The best example and symbol of the clanarchy is Milo Dukanović, the former President and Prime Minister, who, with some small breaks, held the power in the country from 1991 to 2016.

Recent audit of the Prva Banka Crne Gore (First Bank of Montenegro) confirms that the state has been still captured by Dukanović and his family. The bank is owned by Aco Dukanović, the brother of Milo. According to the external control conclusions, the Montenegrin government, state-owned companies and public institutions, as well as self-government units (municipalities) hold in this bank over EUR97m, which constitutes around one third of the all deposits held there. For comparison, the overall income from the customs amounted last year to EUR310m, from VAT EUR200m and from concessions EUR100m.

Elektroprivreda Crne Gore, national energy company, holds in the First Bank EUR43,8m, the state owned companies EUR18,4m, municipalities EUR13,2m, central government EUR12,5m, regulatory agencies EUR3,5m, Investment and Development Fund EUR2,5m, Health Fund EUR2,4m, claims Montenegrin daily Vijesti.

In 2008 the government saved the Prva Banka from insolvency by providing EUR44m as a form of assistance. The data in possession of the MANS Research Center in Podgorica shows that assistance to Prva Banka was a first step to the state’s indebting. In 2007 (a year after declaration of independence from Belgrade) the budgetary surplus amounted to EUR172m. In the following years the government would continue to lend money to Prva Banka and some other private businesses. Another example would be transfer of most of the money received from privatization in 2009 (EUR107m), which has been deposited in Prva Banka.

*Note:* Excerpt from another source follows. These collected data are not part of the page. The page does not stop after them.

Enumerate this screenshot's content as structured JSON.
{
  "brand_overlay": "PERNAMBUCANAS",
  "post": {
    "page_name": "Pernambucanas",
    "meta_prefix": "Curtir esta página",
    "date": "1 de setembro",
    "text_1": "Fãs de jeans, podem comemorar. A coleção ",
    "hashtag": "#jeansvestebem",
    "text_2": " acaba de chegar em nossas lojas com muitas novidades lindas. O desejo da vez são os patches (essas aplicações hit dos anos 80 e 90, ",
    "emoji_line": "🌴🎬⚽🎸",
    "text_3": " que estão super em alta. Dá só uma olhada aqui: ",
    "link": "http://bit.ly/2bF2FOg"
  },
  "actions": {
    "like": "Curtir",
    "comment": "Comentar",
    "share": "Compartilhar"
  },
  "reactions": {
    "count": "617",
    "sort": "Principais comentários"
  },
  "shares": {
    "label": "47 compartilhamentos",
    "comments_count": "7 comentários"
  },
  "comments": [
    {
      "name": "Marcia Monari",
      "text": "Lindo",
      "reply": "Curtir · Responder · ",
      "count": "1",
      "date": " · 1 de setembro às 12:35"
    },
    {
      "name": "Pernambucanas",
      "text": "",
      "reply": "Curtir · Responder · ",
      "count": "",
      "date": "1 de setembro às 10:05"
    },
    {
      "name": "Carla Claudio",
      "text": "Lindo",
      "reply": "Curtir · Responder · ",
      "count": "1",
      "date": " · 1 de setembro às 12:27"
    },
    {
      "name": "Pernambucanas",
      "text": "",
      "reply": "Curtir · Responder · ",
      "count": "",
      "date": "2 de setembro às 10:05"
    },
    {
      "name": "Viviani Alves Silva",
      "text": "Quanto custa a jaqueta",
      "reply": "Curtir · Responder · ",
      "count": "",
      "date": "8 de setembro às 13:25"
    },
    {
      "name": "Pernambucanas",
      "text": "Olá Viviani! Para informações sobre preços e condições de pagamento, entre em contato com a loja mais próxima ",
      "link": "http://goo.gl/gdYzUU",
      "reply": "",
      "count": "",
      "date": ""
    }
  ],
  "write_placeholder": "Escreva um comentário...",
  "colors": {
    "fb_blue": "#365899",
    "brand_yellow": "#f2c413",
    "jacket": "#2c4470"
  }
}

Maybe that is why the Association of Banks of Montenegro believes that discussed in the Montenegrin parliament the Law on Banks should define that all data that is considered as a bank secrecy should be submitted to the Central Bank, the competent judicial authorities, the police, the Tax Administration, notaries, public executives, bankruptcy administrators and liquidators, and a foreign bank with a participation in capital or voting rights of at least 50 per cent.

So far, the data was available only upon receiving permission of the client of the bank. As such the financial sector in Montenegro was everything but transparent. Existing legal regulation does not recognize the bank management as managing institution, therefore legal liability of such organs is limited, i.e. personally no one is directly responsible for miscalculations or frauds.

The signal of necessity to strengthen the state supervisory powers over the banking sector show how uncompetitive and grey is the financial sector in Montenegro.

Other Balkan states’ leaders are convinced that the form is far more important that the content. The EU has visibly given up the quality of the reforms for the sake of political stability and keeping the European influence.